Eigentlich merkt man hier erst einmal überhaupt keinen Unterschied zum Nachbarland:
die Häuser zerfallen beim Zuschauen, trotzdem hängen an den Fenstern noch Gardinen und Hühner rennen vor dem Haus herum.

Auch hier herrscht unübersehbar Armut, wir sehen ganz viele vereinzelte Kühe, Pferde und Ziegen, die angepflockt auf der Wiese stehen. Ansonsten herrscht hier Landwirtschaft vor, riesengroße Felder und Äcker säumen die Straße.

Zehn Kilometer nördlich von Šiauliai liegt der Berg der Kreuze „Kryziu kalnas“: seit der Zarenzeit stecken Pilger hier Kreuze in den Boden, hinterlassen kleine Jesusfiguren oder auch papierene Botschaften – niemand kann zählen, wie viele christliche Symbole hier angebracht wurden. 1993 besuchte sogar Papst Johannes Paul II diesen Ort und zelebrierte unter freiem Himmel eine Messe für über 100.000 Gläubige. Wir fahren auf den riesigen Parkplatz, an den Verkaufsständen kann jeder ein Kreuz (es ist einfach alles zu haben, schlichte, große, kleine, aus Holz oder Metall, mit Gravur oder ohne, teuer, preiswert usw.) kaufen und den Berg eigenhändig erweitern. Auch wir nehmen ein schlichtes Holzkreuz mit.

Je näher wir dem eigenartigen Berg kommen, desto mystischer scheint er uns. Man fühlt sich fast ein wenig eingeschüchtert – ein Meer aus Kreuzen, Bildchen, Rosenkränzen – total skurril. Wir schwanken zwischen Ehrfurcht und Gänsehaut.

Der Berg der Kreuze ist unheimlich, befremdlich und faszinierend zugleich !!
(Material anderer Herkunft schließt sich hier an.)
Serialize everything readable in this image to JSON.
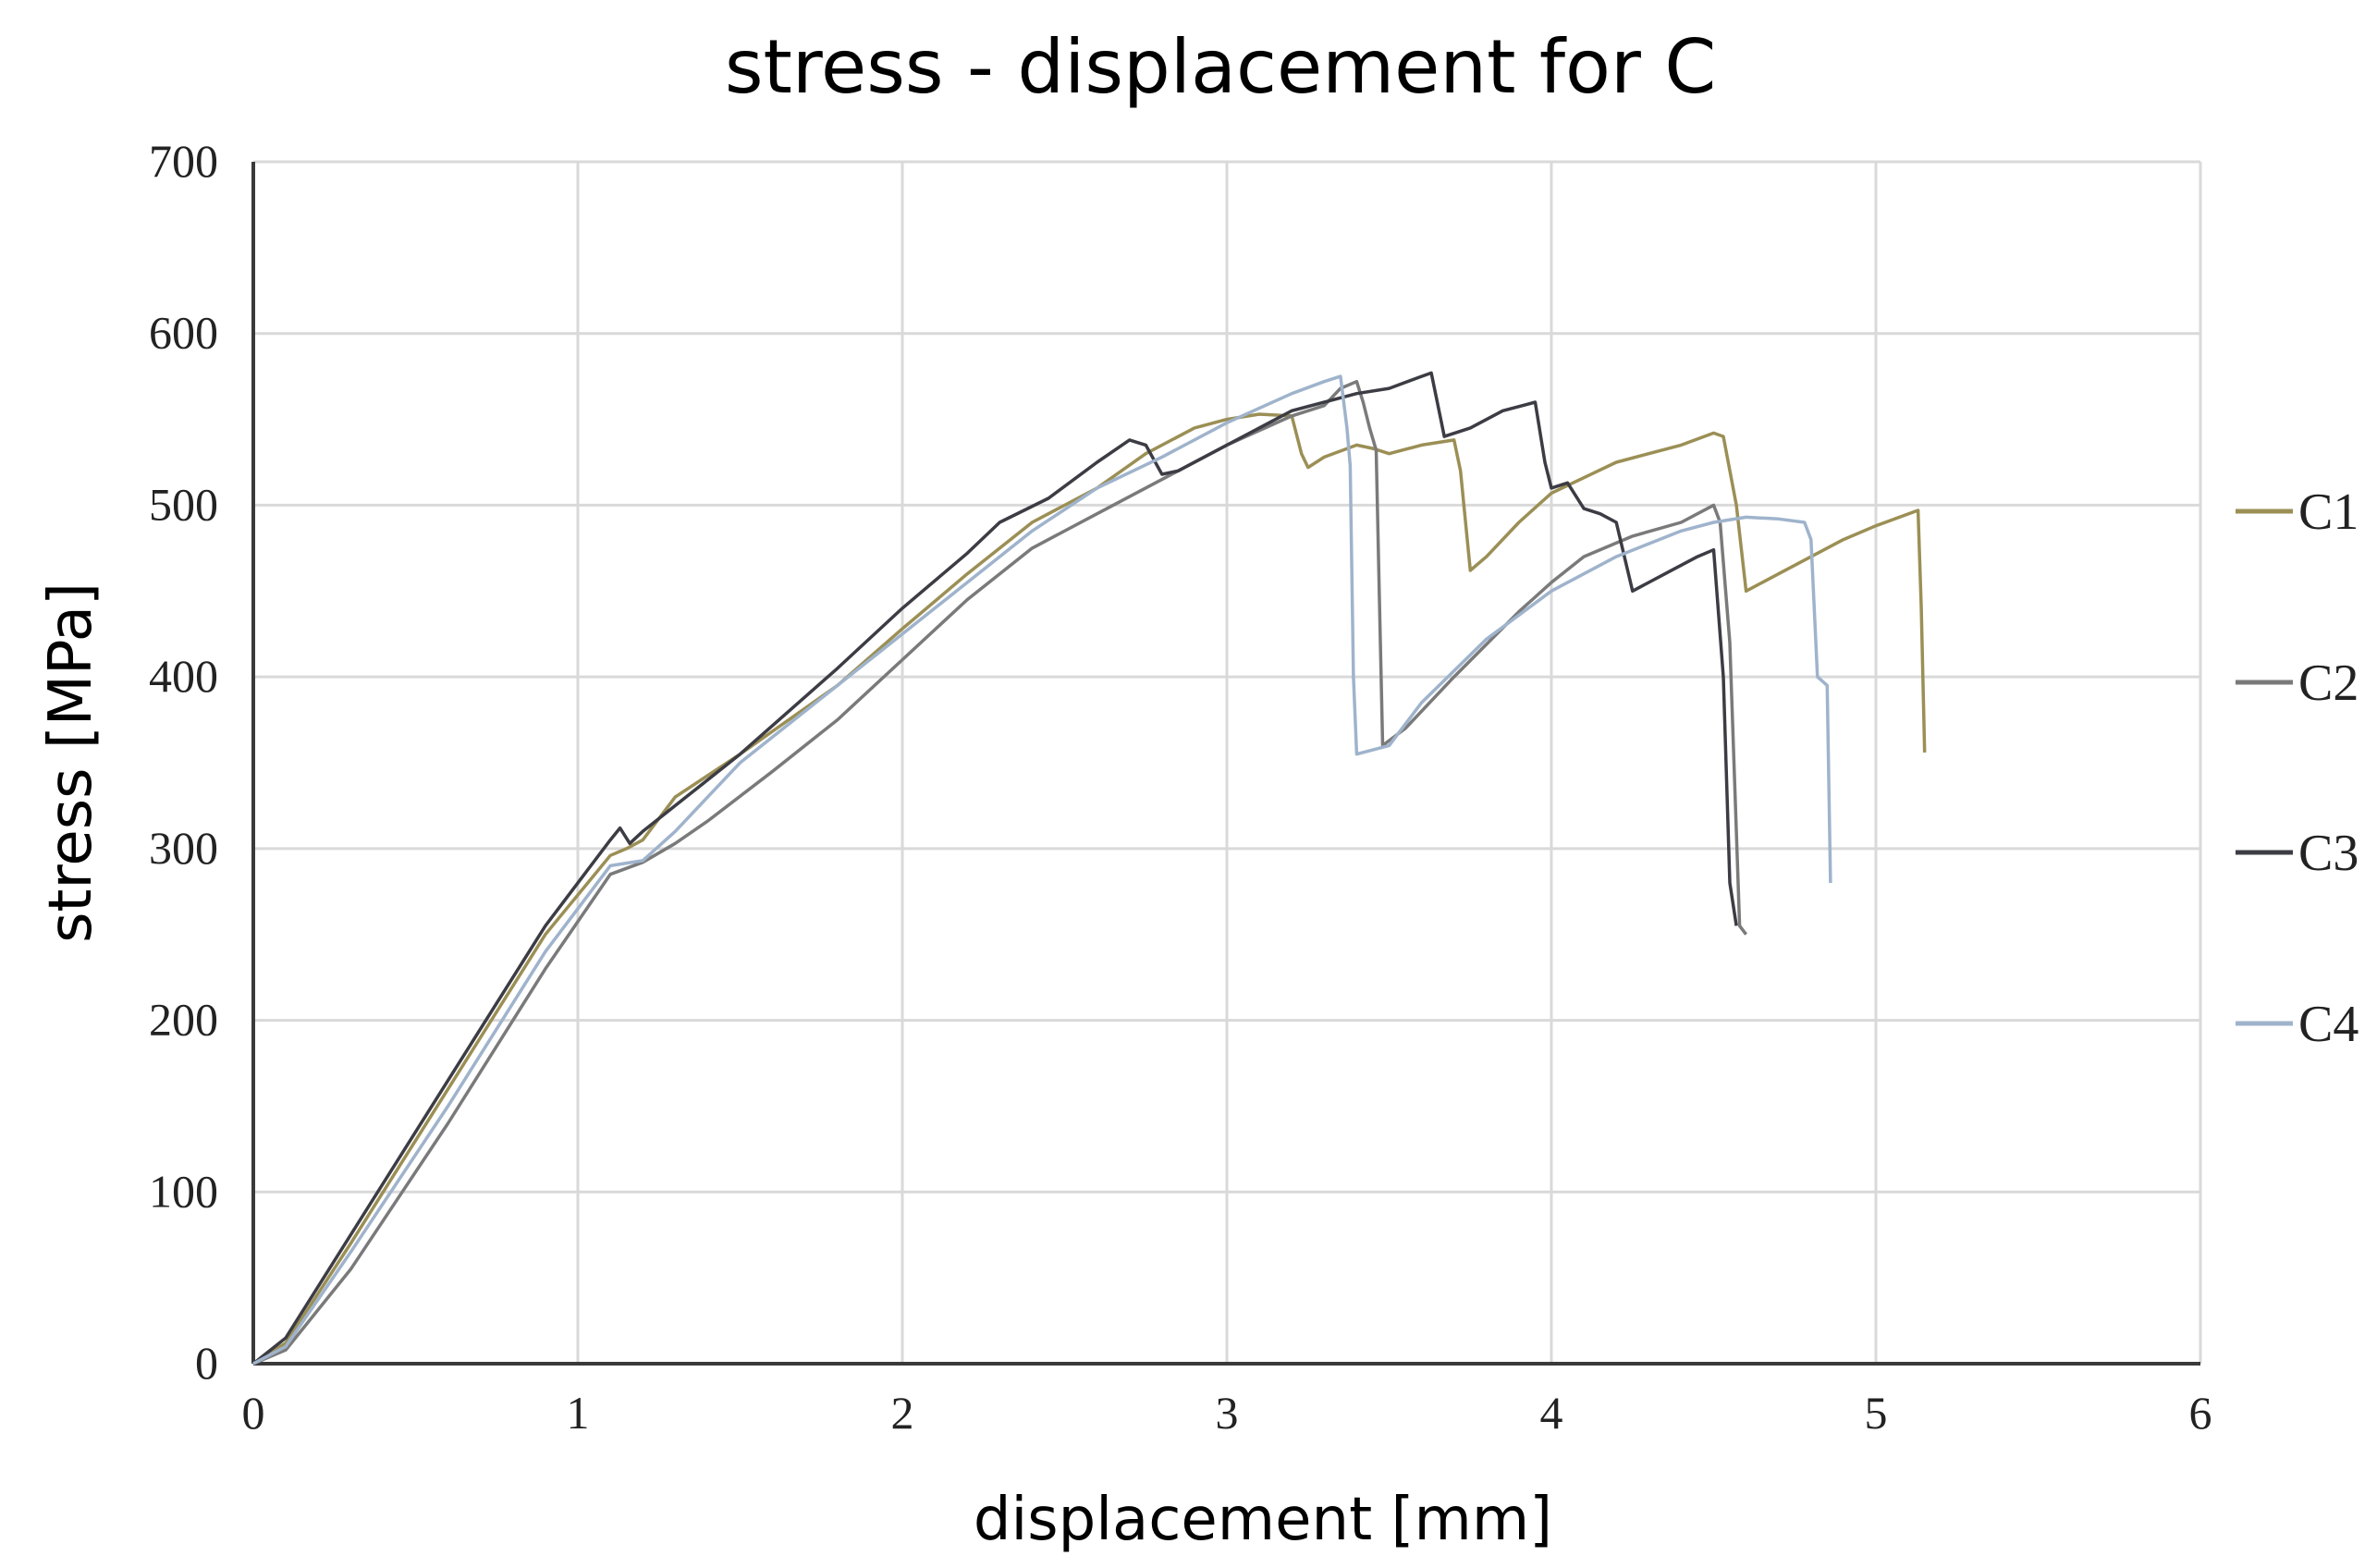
{
  "chart_data": {
    "type": "line",
    "title": "stress - displacement for C",
    "xlabel": "displacement [mm]",
    "ylabel": "stress [MPa]",
    "xlim": [
      0,
      6
    ],
    "ylim": [
      0,
      700
    ],
    "x_ticks": [
      "0",
      "1",
      "2",
      "3",
      "4",
      "5",
      "6"
    ],
    "y_ticks": [
      "0",
      "100",
      "200",
      "300",
      "400",
      "500",
      "600",
      "700"
    ],
    "grid": true,
    "legend_position": "right",
    "series": [
      {
        "name": "C1",
        "color": "#9b8f55",
        "points": [
          [
            0,
            0
          ],
          [
            0.1,
            12
          ],
          [
            0.3,
            70
          ],
          [
            0.6,
            160
          ],
          [
            0.9,
            250
          ],
          [
            1.1,
            296
          ],
          [
            1.15,
            300
          ],
          [
            1.2,
            305
          ],
          [
            1.3,
            330
          ],
          [
            1.5,
            355
          ],
          [
            1.8,
            395
          ],
          [
            2.0,
            428
          ],
          [
            2.2,
            460
          ],
          [
            2.4,
            490
          ],
          [
            2.6,
            510
          ],
          [
            2.75,
            530
          ],
          [
            2.9,
            545
          ],
          [
            3.0,
            550
          ],
          [
            3.1,
            553
          ],
          [
            3.2,
            552
          ],
          [
            3.23,
            530
          ],
          [
            3.25,
            522
          ],
          [
            3.3,
            528
          ],
          [
            3.4,
            535
          ],
          [
            3.45,
            533
          ],
          [
            3.5,
            530
          ],
          [
            3.6,
            535
          ],
          [
            3.7,
            538
          ],
          [
            3.72,
            520
          ],
          [
            3.75,
            462
          ],
          [
            3.8,
            470
          ],
          [
            3.9,
            490
          ],
          [
            4.0,
            507
          ],
          [
            4.2,
            525
          ],
          [
            4.4,
            535
          ],
          [
            4.5,
            542
          ],
          [
            4.53,
            540
          ],
          [
            4.57,
            500
          ],
          [
            4.6,
            450
          ],
          [
            4.7,
            460
          ],
          [
            4.9,
            480
          ],
          [
            5.0,
            488
          ],
          [
            5.13,
            497
          ],
          [
            5.14,
            440
          ],
          [
            5.15,
            356
          ]
        ]
      },
      {
        "name": "C2",
        "color": "#7a7a7a",
        "points": [
          [
            0,
            0
          ],
          [
            0.1,
            8
          ],
          [
            0.3,
            55
          ],
          [
            0.6,
            140
          ],
          [
            0.9,
            230
          ],
          [
            1.1,
            285
          ],
          [
            1.2,
            292
          ],
          [
            1.3,
            303
          ],
          [
            1.4,
            316
          ],
          [
            1.6,
            345
          ],
          [
            1.8,
            375
          ],
          [
            2.0,
            410
          ],
          [
            2.2,
            445
          ],
          [
            2.4,
            475
          ],
          [
            2.6,
            495
          ],
          [
            2.8,
            515
          ],
          [
            3.0,
            535
          ],
          [
            3.2,
            552
          ],
          [
            3.3,
            558
          ],
          [
            3.35,
            568
          ],
          [
            3.4,
            572
          ],
          [
            3.42,
            560
          ],
          [
            3.44,
            545
          ],
          [
            3.46,
            532
          ],
          [
            3.47,
            445
          ],
          [
            3.48,
            360
          ],
          [
            3.55,
            370
          ],
          [
            3.7,
            400
          ],
          [
            3.9,
            438
          ],
          [
            4.0,
            455
          ],
          [
            4.1,
            470
          ],
          [
            4.25,
            482
          ],
          [
            4.4,
            490
          ],
          [
            4.5,
            500
          ],
          [
            4.52,
            490
          ],
          [
            4.55,
            420
          ],
          [
            4.58,
            255
          ],
          [
            4.6,
            250
          ]
        ]
      },
      {
        "name": "C3",
        "color": "#3c3c44",
        "points": [
          [
            0,
            0
          ],
          [
            0.1,
            15
          ],
          [
            0.3,
            75
          ],
          [
            0.6,
            165
          ],
          [
            0.9,
            255
          ],
          [
            1.1,
            305
          ],
          [
            1.13,
            312
          ],
          [
            1.16,
            303
          ],
          [
            1.2,
            310
          ],
          [
            1.3,
            325
          ],
          [
            1.5,
            355
          ],
          [
            1.8,
            405
          ],
          [
            2.0,
            440
          ],
          [
            2.2,
            472
          ],
          [
            2.3,
            490
          ],
          [
            2.45,
            504
          ],
          [
            2.6,
            525
          ],
          [
            2.7,
            538
          ],
          [
            2.75,
            535
          ],
          [
            2.8,
            518
          ],
          [
            2.85,
            520
          ],
          [
            3.0,
            535
          ],
          [
            3.2,
            555
          ],
          [
            3.4,
            565
          ],
          [
            3.5,
            568
          ],
          [
            3.6,
            575
          ],
          [
            3.63,
            577
          ],
          [
            3.67,
            540
          ],
          [
            3.75,
            545
          ],
          [
            3.85,
            555
          ],
          [
            3.95,
            560
          ],
          [
            3.98,
            525
          ],
          [
            4.0,
            510
          ],
          [
            4.05,
            513
          ],
          [
            4.1,
            498
          ],
          [
            4.15,
            495
          ],
          [
            4.2,
            490
          ],
          [
            4.25,
            450
          ],
          [
            4.35,
            460
          ],
          [
            4.45,
            470
          ],
          [
            4.5,
            474
          ],
          [
            4.53,
            400
          ],
          [
            4.55,
            280
          ],
          [
            4.57,
            255
          ]
        ]
      },
      {
        "name": "C4",
        "color": "#9fb3cc",
        "points": [
          [
            0,
            0
          ],
          [
            0.1,
            10
          ],
          [
            0.3,
            65
          ],
          [
            0.6,
            150
          ],
          [
            0.9,
            240
          ],
          [
            1.1,
            290
          ],
          [
            1.2,
            293
          ],
          [
            1.3,
            310
          ],
          [
            1.5,
            350
          ],
          [
            1.8,
            395
          ],
          [
            2.0,
            425
          ],
          [
            2.2,
            455
          ],
          [
            2.4,
            485
          ],
          [
            2.6,
            510
          ],
          [
            2.8,
            528
          ],
          [
            3.0,
            548
          ],
          [
            3.2,
            565
          ],
          [
            3.3,
            572
          ],
          [
            3.35,
            575
          ],
          [
            3.37,
            545
          ],
          [
            3.38,
            523
          ],
          [
            3.39,
            400
          ],
          [
            3.4,
            355
          ],
          [
            3.5,
            360
          ],
          [
            3.6,
            385
          ],
          [
            3.8,
            422
          ],
          [
            4.0,
            450
          ],
          [
            4.2,
            470
          ],
          [
            4.4,
            485
          ],
          [
            4.5,
            490
          ],
          [
            4.6,
            493
          ],
          [
            4.7,
            492
          ],
          [
            4.78,
            490
          ],
          [
            4.8,
            480
          ],
          [
            4.82,
            400
          ],
          [
            4.85,
            395
          ],
          [
            4.86,
            280
          ]
        ]
      }
    ]
  }
}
Auf unserem Stellplatz an einem kleinen Badesee bekommen wir zu später Stunde noch Besuch von der örtlichen Polizei: der Beamte macht uns freundlich darauf aufmerksam, dass wir nicht auf dem richtigen Parkplatz stehen und fordert uns auf, 100 m weiter hinten zu parken. Wir können das nicht ganz nachvollziehen, zumal wir ganz alleine hier stehen und am nächsten Tag sicher auch keine Badegäste kommen werden. Aber egal, wir stellen uns auf den vorderen Platz und verbringen ansonsten eine ruhige Nacht.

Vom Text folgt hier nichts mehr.